View Article: PubMed Central - HTML - PubMed

Affiliation: National Research Council of Canada, Institute of Information Technology, 100 des Aboiteaux Street, Suite 1100, Moncton, NB E1A7R1, Canada. dan.tulpan@nrc-cnrc.gc.ca

ABSTRACT

Background: Estimation of DNA duplex hybridization free energy is widely used for predicting cross-hybridizations in DNA computing and microarray experiments. A number of software programs based on different methods and parametrizations are available for the theoretical estimation of duplex free energies. However, significant differences in free energy values are sometimes observed among estimations obtained with various methods, thus being difficult to decide what value is the accurate one.
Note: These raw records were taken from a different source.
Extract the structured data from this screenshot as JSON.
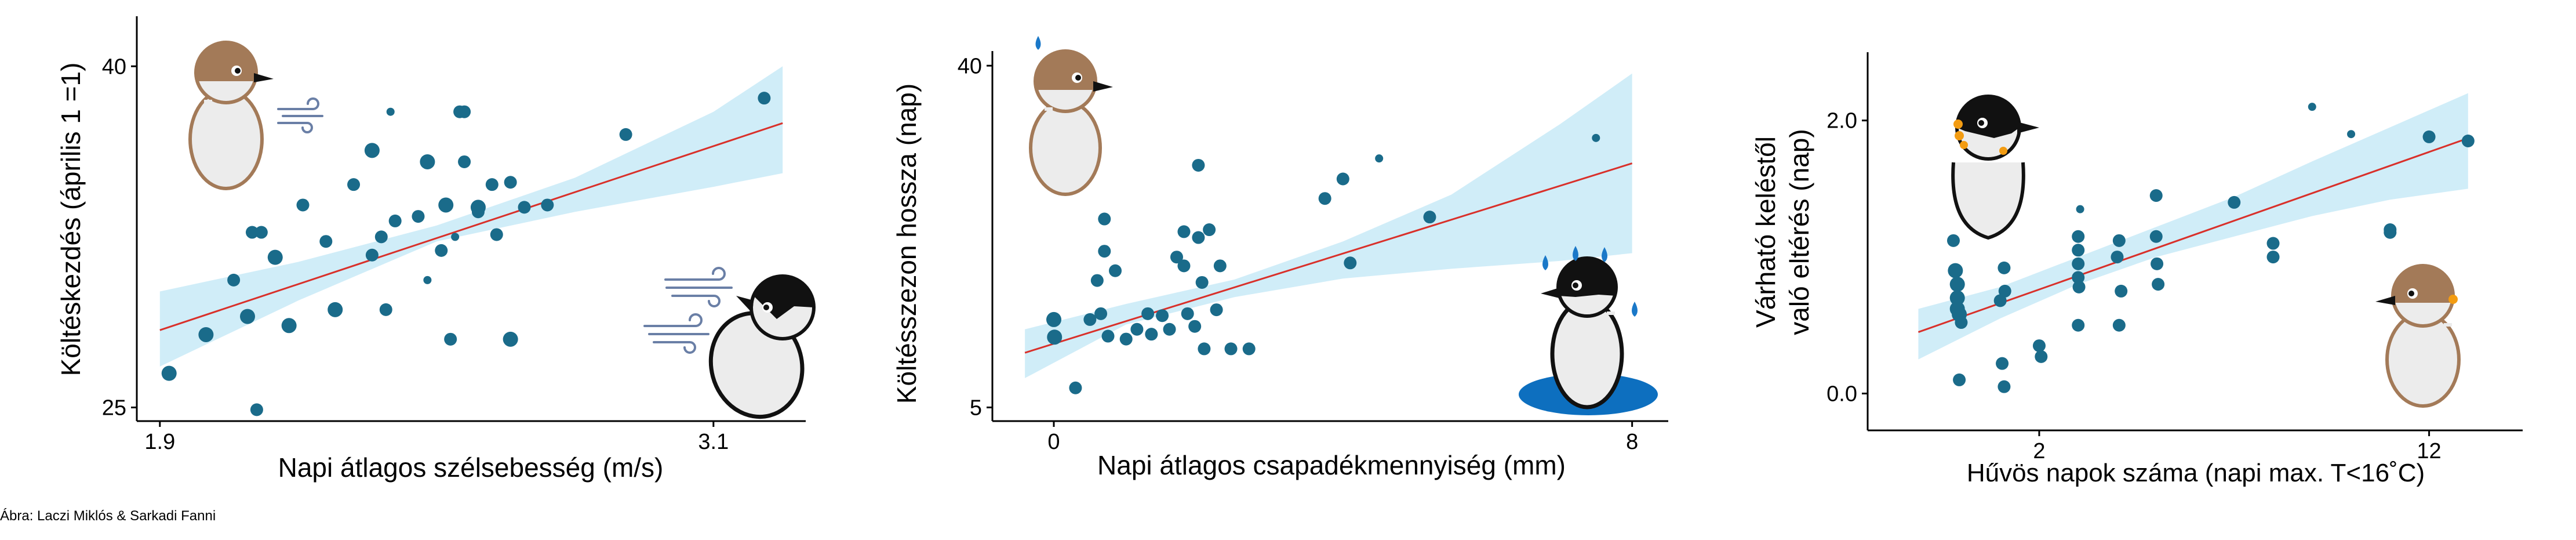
{
  "credit": "Ábra: Laczi Miklós & Sarkadi Fanni",
  "colors": {
    "band": "#c8eaf7",
    "trend": "#d9302a",
    "point": "#1a6b8a",
    "axis": "#000000",
    "bird_brown": "#a37a58",
    "bird_black": "#111111",
    "puddle": "#0d6fbf",
    "drop": "#1a78c8",
    "wind": "#6a7fa6",
    "orange": "#f39c12"
  },
  "chart_data": [
    {
      "type": "scatter",
      "title": "",
      "xlabel": "Napi átlagos szélsebesség (m/s)",
      "ylabel": "Költéskezdés (április 1 =1)",
      "xlim": [
        1.85,
        3.3
      ],
      "ylim": [
        24.4,
        42.2
      ],
      "xticks": [
        {
          "v": 1.9,
          "label": "1.9"
        },
        {
          "v": 3.1,
          "label": "3.1"
        }
      ],
      "yticks": [
        {
          "v": 25,
          "label": "25"
        },
        {
          "v": 40,
          "label": "40"
        }
      ],
      "grid": false,
      "legend": "none",
      "trend": {
        "x": [
          1.9,
          3.25
        ],
        "y": [
          28.4,
          37.5
        ]
      },
      "band": {
        "x": [
          1.9,
          2.2,
          2.5,
          2.8,
          3.1,
          3.25
        ],
        "lower": [
          26.8,
          29.7,
          32.3,
          33.6,
          34.7,
          35.3
        ],
        "upper": [
          30.1,
          31.4,
          33.0,
          35.1,
          38.0,
          40.0
        ]
      },
      "points": [
        {
          "x": 1.92,
          "y": 26.5,
          "s": 3
        },
        {
          "x": 2.0,
          "y": 28.2,
          "s": 3
        },
        {
          "x": 2.06,
          "y": 30.6,
          "s": 2
        },
        {
          "x": 2.09,
          "y": 29.0,
          "s": 3
        },
        {
          "x": 2.1,
          "y": 32.7,
          "s": 2
        },
        {
          "x": 2.12,
          "y": 32.7,
          "s": 2
        },
        {
          "x": 2.11,
          "y": 24.9,
          "s": 2
        },
        {
          "x": 2.15,
          "y": 31.6,
          "s": 3
        },
        {
          "x": 2.18,
          "y": 28.6,
          "s": 3
        },
        {
          "x": 2.21,
          "y": 33.9,
          "s": 2
        },
        {
          "x": 2.26,
          "y": 32.3,
          "s": 2
        },
        {
          "x": 2.28,
          "y": 29.3,
          "s": 3
        },
        {
          "x": 2.32,
          "y": 34.8,
          "s": 2
        },
        {
          "x": 2.36,
          "y": 31.7,
          "s": 2
        },
        {
          "x": 2.36,
          "y": 36.3,
          "s": 3
        },
        {
          "x": 2.38,
          "y": 32.5,
          "s": 2
        },
        {
          "x": 2.39,
          "y": 29.3,
          "s": 2
        },
        {
          "x": 2.4,
          "y": 38.0,
          "s": 1
        },
        {
          "x": 2.41,
          "y": 33.2,
          "s": 2
        },
        {
          "x": 2.46,
          "y": 33.4,
          "s": 2
        },
        {
          "x": 2.48,
          "y": 30.6,
          "s": 1
        },
        {
          "x": 2.48,
          "y": 35.8,
          "s": 3
        },
        {
          "x": 2.52,
          "y": 33.9,
          "s": 3
        },
        {
          "x": 2.51,
          "y": 31.9,
          "s": 2
        },
        {
          "x": 2.53,
          "y": 28.0,
          "s": 2
        },
        {
          "x": 2.54,
          "y": 32.5,
          "s": 1
        },
        {
          "x": 2.55,
          "y": 38.0,
          "s": 2
        },
        {
          "x": 2.56,
          "y": 38.0,
          "s": 2
        },
        {
          "x": 2.56,
          "y": 35.8,
          "s": 2
        },
        {
          "x": 2.59,
          "y": 33.8,
          "s": 3
        },
        {
          "x": 2.59,
          "y": 33.6,
          "s": 2
        },
        {
          "x": 2.62,
          "y": 34.8,
          "s": 2
        },
        {
          "x": 2.63,
          "y": 32.6,
          "s": 2
        },
        {
          "x": 2.66,
          "y": 34.9,
          "s": 2
        },
        {
          "x": 2.66,
          "y": 28.0,
          "s": 3
        },
        {
          "x": 2.69,
          "y": 33.8,
          "s": 2
        },
        {
          "x": 2.74,
          "y": 33.9,
          "s": 2
        },
        {
          "x": 2.91,
          "y": 37.0,
          "s": 2
        },
        {
          "x": 3.21,
          "y": 38.6,
          "s": 2
        }
      ]
    },
    {
      "type": "scatter",
      "title": "",
      "xlabel": "Napi átlagos csapadékmennyiség (mm)",
      "ylabel": "Költésszezon hossza (nap)",
      "xlim": [
        -0.85,
        8.5
      ],
      "ylim": [
        3.6,
        41.5
      ],
      "xticks": [
        {
          "v": 0,
          "label": "0"
        },
        {
          "v": 8,
          "label": "8"
        }
      ],
      "yticks": [
        {
          "v": 5,
          "label": "5"
        },
        {
          "v": 40,
          "label": "40"
        }
      ],
      "grid": false,
      "legend": "none",
      "trend": {
        "x": [
          -0.4,
          8.0
        ],
        "y": [
          10.6,
          30.0
        ]
      },
      "band": {
        "x": [
          -0.4,
          1.0,
          2.5,
          4.0,
          5.5,
          7.0,
          8.0
        ],
        "lower": [
          8.0,
          13.5,
          16.3,
          18.2,
          19.2,
          20.0,
          20.8
        ],
        "upper": [
          13.0,
          15.6,
          18.1,
          22.0,
          26.8,
          34.0,
          39.2
        ]
      },
      "points": [
        {
          "x": 0.0,
          "y": 14.0,
          "s": 3
        },
        {
          "x": 0.01,
          "y": 12.2,
          "s": 3
        },
        {
          "x": 0.3,
          "y": 7.0,
          "s": 2
        },
        {
          "x": 0.5,
          "y": 14.0,
          "s": 2
        },
        {
          "x": 0.6,
          "y": 18.0,
          "s": 2
        },
        {
          "x": 0.65,
          "y": 14.6,
          "s": 2
        },
        {
          "x": 0.7,
          "y": 24.3,
          "s": 2
        },
        {
          "x": 0.7,
          "y": 21.0,
          "s": 2
        },
        {
          "x": 0.75,
          "y": 12.3,
          "s": 2
        },
        {
          "x": 0.85,
          "y": 19.0,
          "s": 2
        },
        {
          "x": 1.0,
          "y": 12.0,
          "s": 2
        },
        {
          "x": 1.15,
          "y": 13.0,
          "s": 2
        },
        {
          "x": 1.3,
          "y": 14.6,
          "s": 2
        },
        {
          "x": 1.35,
          "y": 12.5,
          "s": 2
        },
        {
          "x": 1.5,
          "y": 14.4,
          "s": 2
        },
        {
          "x": 1.6,
          "y": 13.0,
          "s": 2
        },
        {
          "x": 1.7,
          "y": 20.4,
          "s": 2
        },
        {
          "x": 1.8,
          "y": 23.0,
          "s": 2
        },
        {
          "x": 1.8,
          "y": 19.5,
          "s": 2
        },
        {
          "x": 1.85,
          "y": 14.6,
          "s": 2
        },
        {
          "x": 1.95,
          "y": 13.3,
          "s": 2
        },
        {
          "x": 2.0,
          "y": 29.8,
          "s": 2
        },
        {
          "x": 2.0,
          "y": 22.4,
          "s": 2
        },
        {
          "x": 2.05,
          "y": 17.8,
          "s": 2
        },
        {
          "x": 2.08,
          "y": 11.0,
          "s": 2
        },
        {
          "x": 2.15,
          "y": 23.2,
          "s": 2
        },
        {
          "x": 2.25,
          "y": 15.0,
          "s": 2
        },
        {
          "x": 2.3,
          "y": 19.5,
          "s": 2
        },
        {
          "x": 2.45,
          "y": 11.0,
          "s": 2
        },
        {
          "x": 2.7,
          "y": 11.0,
          "s": 2
        },
        {
          "x": 3.75,
          "y": 26.4,
          "s": 2
        },
        {
          "x": 4.0,
          "y": 28.4,
          "s": 2
        },
        {
          "x": 4.1,
          "y": 19.8,
          "s": 2
        },
        {
          "x": 4.5,
          "y": 30.5,
          "s": 1
        },
        {
          "x": 5.2,
          "y": 24.5,
          "s": 2
        },
        {
          "x": 7.5,
          "y": 32.6,
          "s": 1
        }
      ]
    },
    {
      "type": "scatter",
      "title": "",
      "xlabel": "Hűvös napok száma (napi max. T<16˚C)",
      "ylabel": "Várható keléstől való eltérés (nap)",
      "xlim": [
        -2.4,
        14.4
      ],
      "ylim": [
        -0.27,
        2.5
      ],
      "xticks": [
        {
          "v": 2,
          "label": "2"
        },
        {
          "v": 12,
          "label": "12"
        }
      ],
      "yticks": [
        {
          "v": 0.0,
          "label": "0.0"
        },
        {
          "v": 2.0,
          "label": "2.0"
        }
      ],
      "grid": false,
      "legend": "none",
      "trend": {
        "x": [
          -1.1,
          13.0
        ],
        "y": [
          0.45,
          1.87
        ]
      },
      "band": {
        "x": [
          -1.1,
          1.0,
          3.0,
          5.0,
          7.0,
          9.0,
          11.0,
          13.0
        ],
        "lower": [
          0.25,
          0.55,
          0.8,
          1.0,
          1.15,
          1.3,
          1.42,
          1.5
        ],
        "upper": [
          0.62,
          0.78,
          1.0,
          1.22,
          1.44,
          1.7,
          1.95,
          2.2
        ]
      },
      "points": [
        {
          "x": -0.2,
          "y": 1.12,
          "s": 2
        },
        {
          "x": -0.15,
          "y": 0.9,
          "s": 3
        },
        {
          "x": -0.1,
          "y": 0.8,
          "s": 3
        },
        {
          "x": -0.1,
          "y": 0.7,
          "s": 3
        },
        {
          "x": -0.1,
          "y": 0.62,
          "s": 3
        },
        {
          "x": -0.05,
          "y": 0.58,
          "s": 3
        },
        {
          "x": -0.05,
          "y": 0.1,
          "s": 2
        },
        {
          "x": 0.0,
          "y": 0.52,
          "s": 2
        },
        {
          "x": 1.0,
          "y": 0.68,
          "s": 2
        },
        {
          "x": 1.1,
          "y": 0.92,
          "s": 2
        },
        {
          "x": 1.05,
          "y": 0.22,
          "s": 2
        },
        {
          "x": 1.1,
          "y": 0.05,
          "s": 2
        },
        {
          "x": 1.12,
          "y": 0.75,
          "s": 2
        },
        {
          "x": 2.0,
          "y": 0.35,
          "s": 2
        },
        {
          "x": 2.05,
          "y": 0.27,
          "s": 2
        },
        {
          "x": 3.0,
          "y": 1.15,
          "s": 2
        },
        {
          "x": 3.0,
          "y": 1.05,
          "s": 2
        },
        {
          "x": 3.0,
          "y": 0.95,
          "s": 2
        },
        {
          "x": 3.0,
          "y": 0.85,
          "s": 2
        },
        {
          "x": 3.02,
          "y": 0.78,
          "s": 2
        },
        {
          "x": 3.0,
          "y": 0.5,
          "s": 2
        },
        {
          "x": 3.05,
          "y": 1.35,
          "s": 1
        },
        {
          "x": 4.0,
          "y": 1.0,
          "s": 2
        },
        {
          "x": 4.05,
          "y": 1.12,
          "s": 2
        },
        {
          "x": 4.1,
          "y": 0.75,
          "s": 2
        },
        {
          "x": 4.05,
          "y": 0.5,
          "s": 2
        },
        {
          "x": 5.0,
          "y": 1.45,
          "s": 2
        },
        {
          "x": 5.0,
          "y": 1.15,
          "s": 2
        },
        {
          "x": 5.02,
          "y": 0.95,
          "s": 2
        },
        {
          "x": 5.05,
          "y": 0.8,
          "s": 2
        },
        {
          "x": 7.0,
          "y": 1.4,
          "s": 2
        },
        {
          "x": 8.0,
          "y": 1.1,
          "s": 2
        },
        {
          "x": 8.0,
          "y": 1.0,
          "s": 2
        },
        {
          "x": 9.0,
          "y": 2.1,
          "s": 1
        },
        {
          "x": 10.0,
          "y": 1.9,
          "s": 1
        },
        {
          "x": 11.0,
          "y": 1.2,
          "s": 2
        },
        {
          "x": 11.0,
          "y": 1.18,
          "s": 2
        },
        {
          "x": 12.0,
          "y": 1.88,
          "s": 2
        },
        {
          "x": 13.0,
          "y": 1.85,
          "s": 2
        }
      ]
    }
  ]
}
Results: We present in this study a quantitative comparison of the similarities and differences among four published DNA/DNA duplex free energy calculation methods and an extended Nearest-Neighbour Model for perfect matches based on triplet interactions. The comparison was performed on a benchmark data set with 695 pairs of short oligos that we collected and manually curated from 29 publications. Sequence lengths range from 4 to 30 nucleotides and span a large GC-content percentage range. For perfect matches, we propose an extension of the Nearest-Neighbour Model that matches or exceeds the performance of the existing ones, both in terms of correlations and root mean squared errors. The proposed model was trained on experimental data with temperature, sodium and sequence concentration characteristics that span a wide range of values, thus conferring the model a higher power of generalization when used for free energy estimations of DNA duplexes under non-standard experimental conditions.

Conclusions: Based on our preliminary results, we conclude that no statistically significant differences exist among free energy approximations obtained with 4 publicly available and widely used programs, when benchmarked against a collection of 695 pairs of short oligos collected and curated by the authors of this work based on 29 publications. The extended Nearest-Neighbour Model based on triplet interactions presented in this work is capable of performing accurate estimations of free energies for perfect match duplexes under both standard and non-standard experimental conditions and may serve as a baseline for further developments in this area of research.